No wonder that Europe has never recovered from this defeat in the sense that all elections on European issues have been lost since (unless repeated). Dutch voters rejected the Constitution, while other planned referenda were simply cancelled. Ireland in 2008 voted against the Lisbon Treaty, and had to revote a year later. Greece in 2015 rejected the bailout conditions. Dutch voters rejected the association agreement with Ukraine in 2016. The image of the EU has turned more and more negative all over Europe as recent opinion polls have quite strikingly confirmed.
One socialist party after another had to pay a high price, for example, in Greece or Spain. Further globalisation effects such as huge migration waves were seen as putting more pressure on the losers – and the collapse of the Austrian socialist party on that issue followed in May 2016. In Germany, the SPD leadership continued to be surprised that TTIP does not sell so well amongst its own electorate. The polls may well predict a downsizing of the SPD from 40.9% in 1998 to under 20% in 2016, yet a change of course on free trade is not given serious consideration.

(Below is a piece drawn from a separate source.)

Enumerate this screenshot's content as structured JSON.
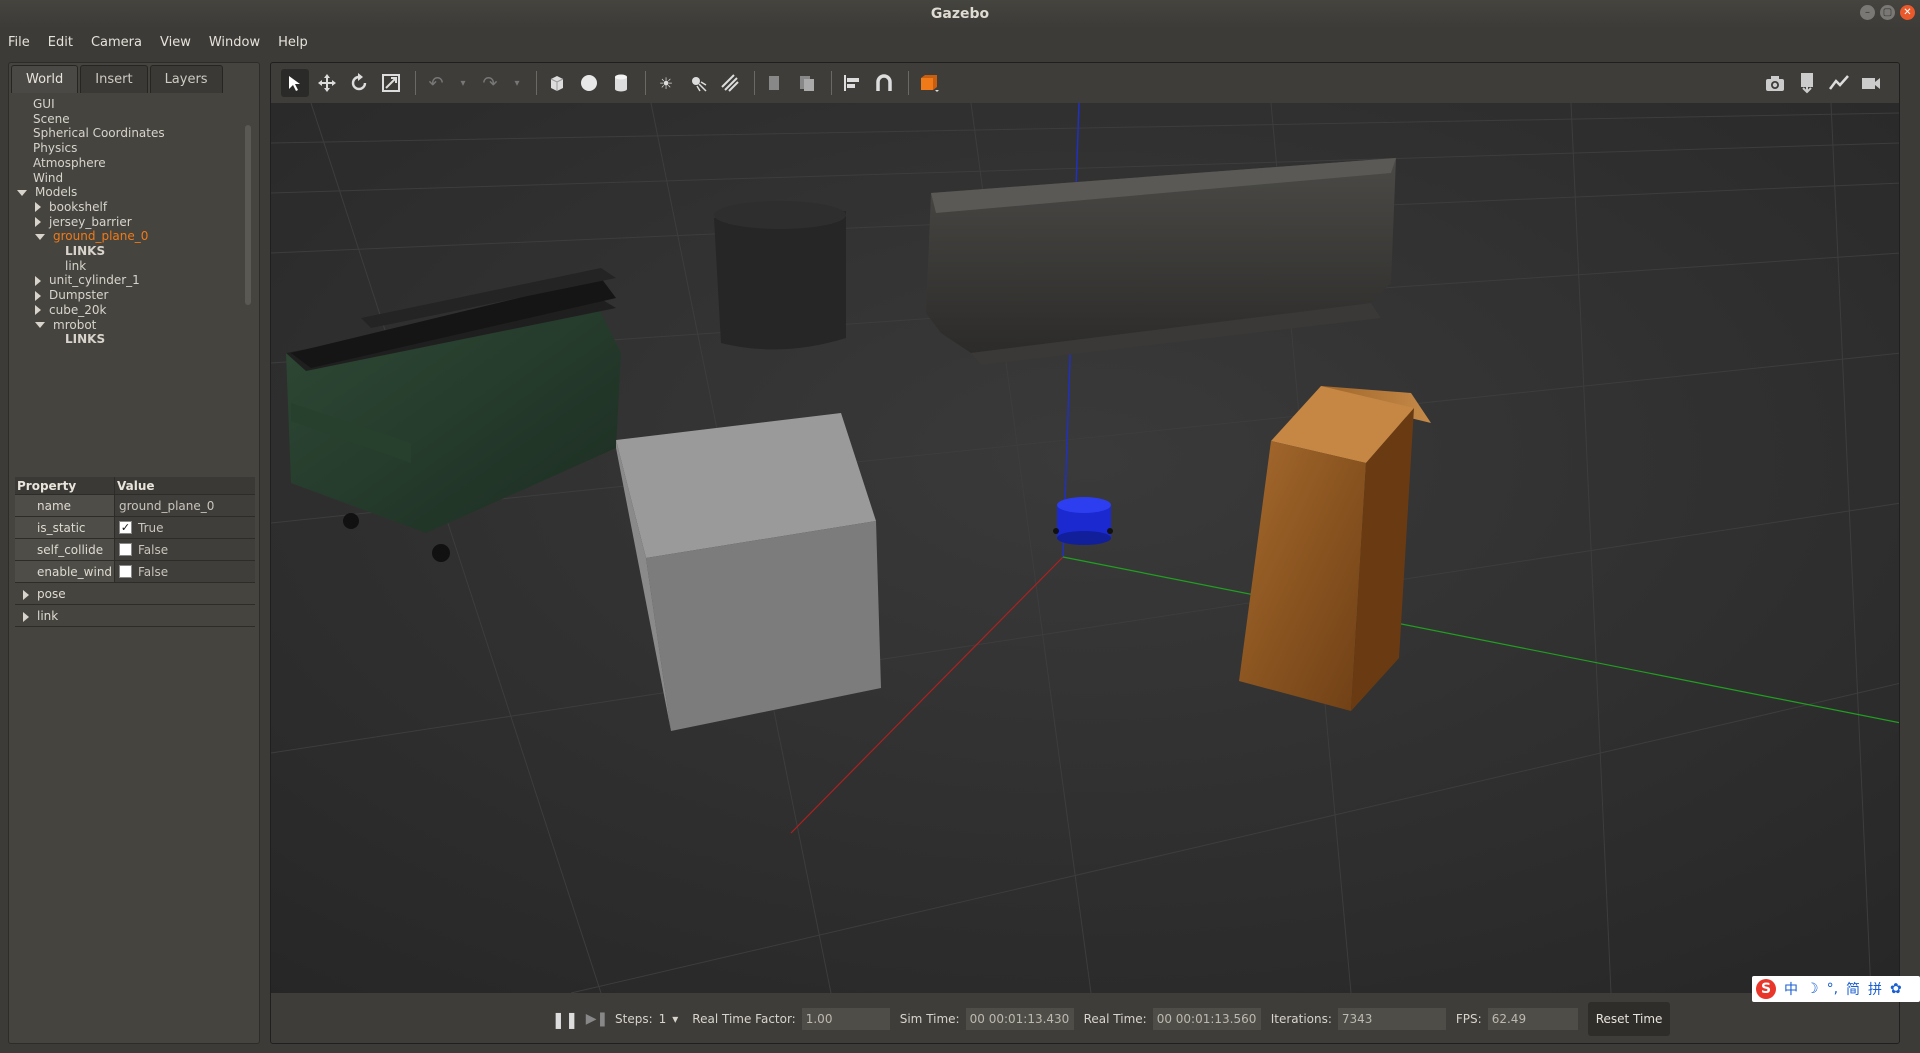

The trade unions have been more open to these concerns, probably because they are more directly in contact with these segments of society, and they have formulated differentiated positions criticising important parts of the secret TTIP negotiations . Their demands were taken up by the anti-globalisation movement, which is convinced that the small economic benefit in some economic sectors cannot outweigh the high political risks posed by the TTIP agreement as it stands now.
When opposition movements organised protests such as “We are the 99%”, the “indignados”, or in France “Nuit debout”, the political parties reacted and tried to absorb the movements but in vain. The movements popped up and disappeared again, but the social malaise remained and caused a series of political implosions. As long as Europe does not understand that these segments need a policy of protective safety nets to avoid an increasing number of globalisation losers, there will be more of these ex- and im-plosions coming. Some segments of society will move further towards increasingly hostile attitudes towards globalisation – and other segments will join them, mixing up globalisation and Europeanisation. If the EU is unable to show that it can also produce welfare for the losers of globalisation, other EU-exits will follow.
Once you recognise that both globalisation and European integration have produced losers, you can design a policy framework to compensate for this and start redistribution and fair globalisation on the foundations of a fair social Europe. National responses are dysfunctional, as the crisis is multi-level, both at European and global levels, and is multidimensional, first the financial crisis from 2008 onwards, and now the refugee crisis. A change of course is needed now more than ever.
A first step has been taken by Juncker in launching the debate on the Social Pillar. But words are not enough – actions are needed. The British referendum should be a wakeup call for a Europe to take a different path. Now a closer core Europe is needed – 2 speeds is better is than no speed at all – and around the open core a landscape of differentiated integration (‘variable geometry’). The spirit of permanent grand coalitions is leading to paralysis and is suffocating new ideas. In the end, it brings a dangerous political monoculture which undermines the usual democratic rules of controversial debate between government supporters and opposition.
Wolfgang Kowalsky is a policy adviser working in the trade union movement in Brussels.